In an attempt to encourage more domestic drilling, President Obama has called on the Interior Department to report to him before the end of the month on the number of oil and natural gas leases held by producers that aren't being actively developed.

"The industry holds leases on tens of millions of acres both offshore and on land -- where they aren't producing a thing. So I've directed the Interior Department to determine just how many of these leases are going undeveloped and report back to me within two week so that we can encourage companies to develop the leases they hold and produce American energy. People deserve to know that the energy they depend on is being developed in a timely manner," the president said during a press briefing in the Eisenhower Executive Office Building.

Appearing before the House Natural Resources Committee earlier this month, Interior Secretary Ken Salazar reported that 41.2 million acres of onshore land have been leased for oil and gas production, but only 12.2 million acres are currently producing. With respect to the offshore, out of the 38 million acres that are leased to oil and gas producers, he reported that only 6.3 million acres are producing (see Daily GPI, March 4). In the administration's budget for fiscal year 2012, Obama has proposed to levy a fee on nonproducing leases to encourage more production.

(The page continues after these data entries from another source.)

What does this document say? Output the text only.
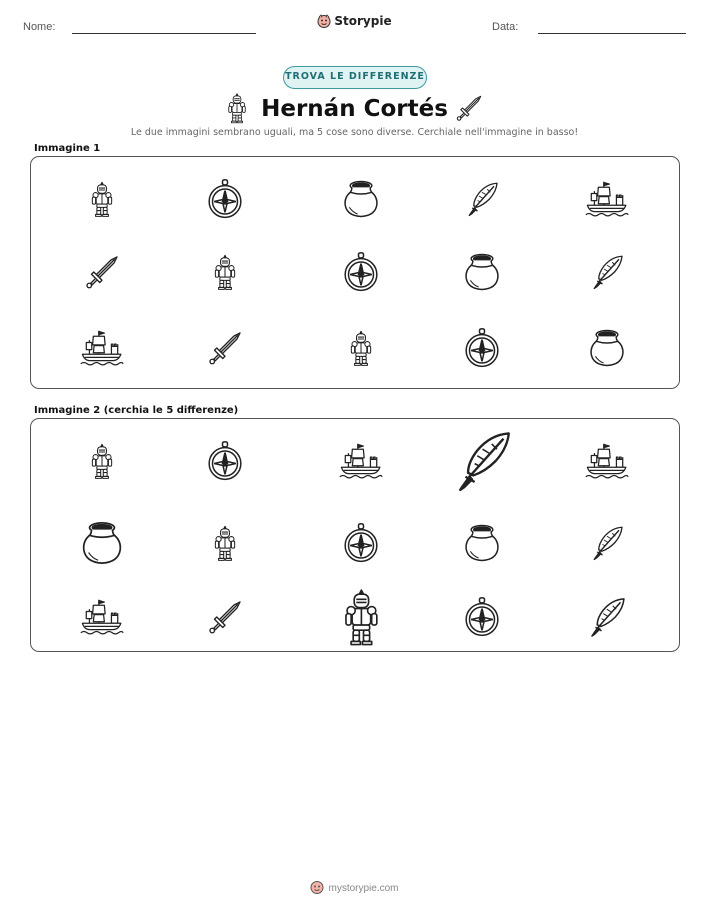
Nome:	Data:
Storypie
TROVA LE DIFFERENZE
Hernán Cortés
Le due immagini sembrano uguali, ma 5 cose sono diverse. Cerchiale nell'immagine in basso!
Immagine 1
Immagine 2 (cerchia le 5 differenze)
mystorypie.com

Before Congress last week, Robert Abbey, director of Interior's Bureau of Land Management, acknowledged that the agency has a backlog of applications for permits, and that leases were almost useless to producers without permits (see Daily GPI, March 9). "There's a big difference between leases and permitting. We aren't able to produce unless a permit is actually issued. Is that correct?" Rep. Scott Tipton (R-CO) asked Abbey. "That is true," he responded.

Obama further said that "we need to increase our access to secure energy supplies in the near term," and "we need to continue to boost domestic production of oil and gas." Despite the moratorium on production in the Gulf of Mexico following the Macondo well blowout that resulted in the Deepwater Horizon rig explosion, he noted that oil production reached its highest level in seven years in 2010 (see Daily GPI, April 22, 2010).

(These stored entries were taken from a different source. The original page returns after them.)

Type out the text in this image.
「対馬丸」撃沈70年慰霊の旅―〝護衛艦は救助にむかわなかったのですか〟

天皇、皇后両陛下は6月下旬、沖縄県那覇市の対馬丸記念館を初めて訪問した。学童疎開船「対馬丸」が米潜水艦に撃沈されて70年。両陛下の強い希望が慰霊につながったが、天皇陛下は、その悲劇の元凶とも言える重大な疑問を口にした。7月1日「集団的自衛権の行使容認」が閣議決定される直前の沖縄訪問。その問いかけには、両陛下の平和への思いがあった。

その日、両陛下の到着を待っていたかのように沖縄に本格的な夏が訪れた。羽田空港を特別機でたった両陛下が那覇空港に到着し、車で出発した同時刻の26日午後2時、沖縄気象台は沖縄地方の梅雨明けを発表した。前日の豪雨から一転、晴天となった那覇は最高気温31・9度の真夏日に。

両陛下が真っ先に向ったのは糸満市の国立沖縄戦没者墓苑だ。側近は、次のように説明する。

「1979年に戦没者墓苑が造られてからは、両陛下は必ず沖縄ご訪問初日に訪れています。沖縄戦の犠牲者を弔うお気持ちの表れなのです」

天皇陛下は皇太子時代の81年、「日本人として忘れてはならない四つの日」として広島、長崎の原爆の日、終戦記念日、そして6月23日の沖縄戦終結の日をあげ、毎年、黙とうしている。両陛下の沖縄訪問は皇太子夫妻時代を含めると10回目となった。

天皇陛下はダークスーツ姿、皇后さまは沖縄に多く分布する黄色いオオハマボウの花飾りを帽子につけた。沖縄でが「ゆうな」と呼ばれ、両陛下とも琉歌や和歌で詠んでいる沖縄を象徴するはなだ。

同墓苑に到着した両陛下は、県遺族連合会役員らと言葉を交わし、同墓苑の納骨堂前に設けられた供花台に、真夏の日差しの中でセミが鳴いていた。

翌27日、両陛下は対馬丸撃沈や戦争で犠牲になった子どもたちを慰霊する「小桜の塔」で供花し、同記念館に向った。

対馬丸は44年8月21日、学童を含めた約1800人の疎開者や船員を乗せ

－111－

"So any notion that my administration has shut down oil production might make for a good political sound bit, but it doesn't match up with reality. We are encouraging offshore exploration and production," the president said. The American Petroleum Institute (API), which represents producers, begged to differ. "The Obama administration continues to delay or defer action on developing our domestic resources of oil and natural gas at every turn," said API President Jack Gerard.

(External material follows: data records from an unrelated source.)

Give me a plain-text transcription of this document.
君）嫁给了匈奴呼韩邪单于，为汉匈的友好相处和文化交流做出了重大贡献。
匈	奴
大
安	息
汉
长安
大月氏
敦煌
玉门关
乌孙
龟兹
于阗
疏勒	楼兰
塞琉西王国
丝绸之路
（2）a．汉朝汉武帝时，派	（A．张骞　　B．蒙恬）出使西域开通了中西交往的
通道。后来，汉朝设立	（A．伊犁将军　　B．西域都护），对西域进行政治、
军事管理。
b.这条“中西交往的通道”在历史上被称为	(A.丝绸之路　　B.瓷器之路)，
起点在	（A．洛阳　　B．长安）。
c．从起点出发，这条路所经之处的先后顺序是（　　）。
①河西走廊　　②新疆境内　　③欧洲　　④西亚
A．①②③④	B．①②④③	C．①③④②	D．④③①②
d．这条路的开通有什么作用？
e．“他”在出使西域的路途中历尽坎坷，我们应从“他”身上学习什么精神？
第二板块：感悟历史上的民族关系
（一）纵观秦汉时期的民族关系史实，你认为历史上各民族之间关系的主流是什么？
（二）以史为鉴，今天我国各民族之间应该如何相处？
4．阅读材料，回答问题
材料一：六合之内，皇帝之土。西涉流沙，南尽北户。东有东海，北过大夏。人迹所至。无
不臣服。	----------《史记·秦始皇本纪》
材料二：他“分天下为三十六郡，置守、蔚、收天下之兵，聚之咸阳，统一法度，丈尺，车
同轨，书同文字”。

Interior's Bureau of Ocean Energy Management, Regulations and Enforcement. (BOEM) has been issuing permits to resume drilling in the deepwater Gulf of Mexico at a snail's pace. On Saturday, the agency awarded to Australia-based BHP Billiton only the second permit to drill in the Gulf deepwater since the moratorium ended last October. The well was being drilled in 4,234 feet of water off the coast of Louisiana when the explosion occurred on the Deepwater Horizon rig.

The first permit to drill in the deepwater Gulf was issued only weeks ago to Noble Energy to move forward with a bypass well in the Santiago prospect in Mississippi Canyon Block 519, about 70 miles southeast of Venice, LA (see Daily GPI, March 1).

The slow permitting pace is expected to continue. "We continue to emphasize that the amount of work being done by the department to review, verify and approach each [drilling] permit has gone up significantly, creating a sustained bottleneck to a return to the pre-Macondo permitting rate," said FBR Capital Markets.

Nevertheless Obama paints a rosier outlook. "We're also taking steps that will enable us to gather data on potential gas and oil resources off the Mid- and South Atlantic, and we're working with the industry to explore new frontiers of production, safety measures and containment technology. We're looking at potential new development in Alaska, both onshore and offshore," he said.

But "we can't place our long-term bets on a finite [oil] resource that we only control 2% of -- especially a resources that's vulnerable to hurricanes, war and political turmoil," Obama cautioned.

"So beyond increased domestic production, if we want to secure our long-term prosperity and protect the American people from more severe oil shocks in the future, the way to do it is to gradually reduce demand and then do everything we can to break our dependence on oil.

"To satisfy our broader energy needs, we're working to diversify our entire portfolio with historic investments in clean energy...and in this year's State of the Union address, I set a goal for America: By 2035, 80% of our electricity will come from a broad array of clean energy sources -- from renewables like wind and solar and homegrown biofuels, along with natural gas, clean coal and nuclear power," Obama said.

"We've been having this [debate over energy] for nearly four decades now. Every few years, gas prices go up, politicians pull out the same old political playbook, and then nothing changes. And when prices go back down, we slip back into a trance. And then when prices go up, suddenly we're shocked. I think the American people are tired of that. I think they're tired of talk. We're got to work together -- Democrats, Republicans and everybody in between -- to finally secure America's energy future."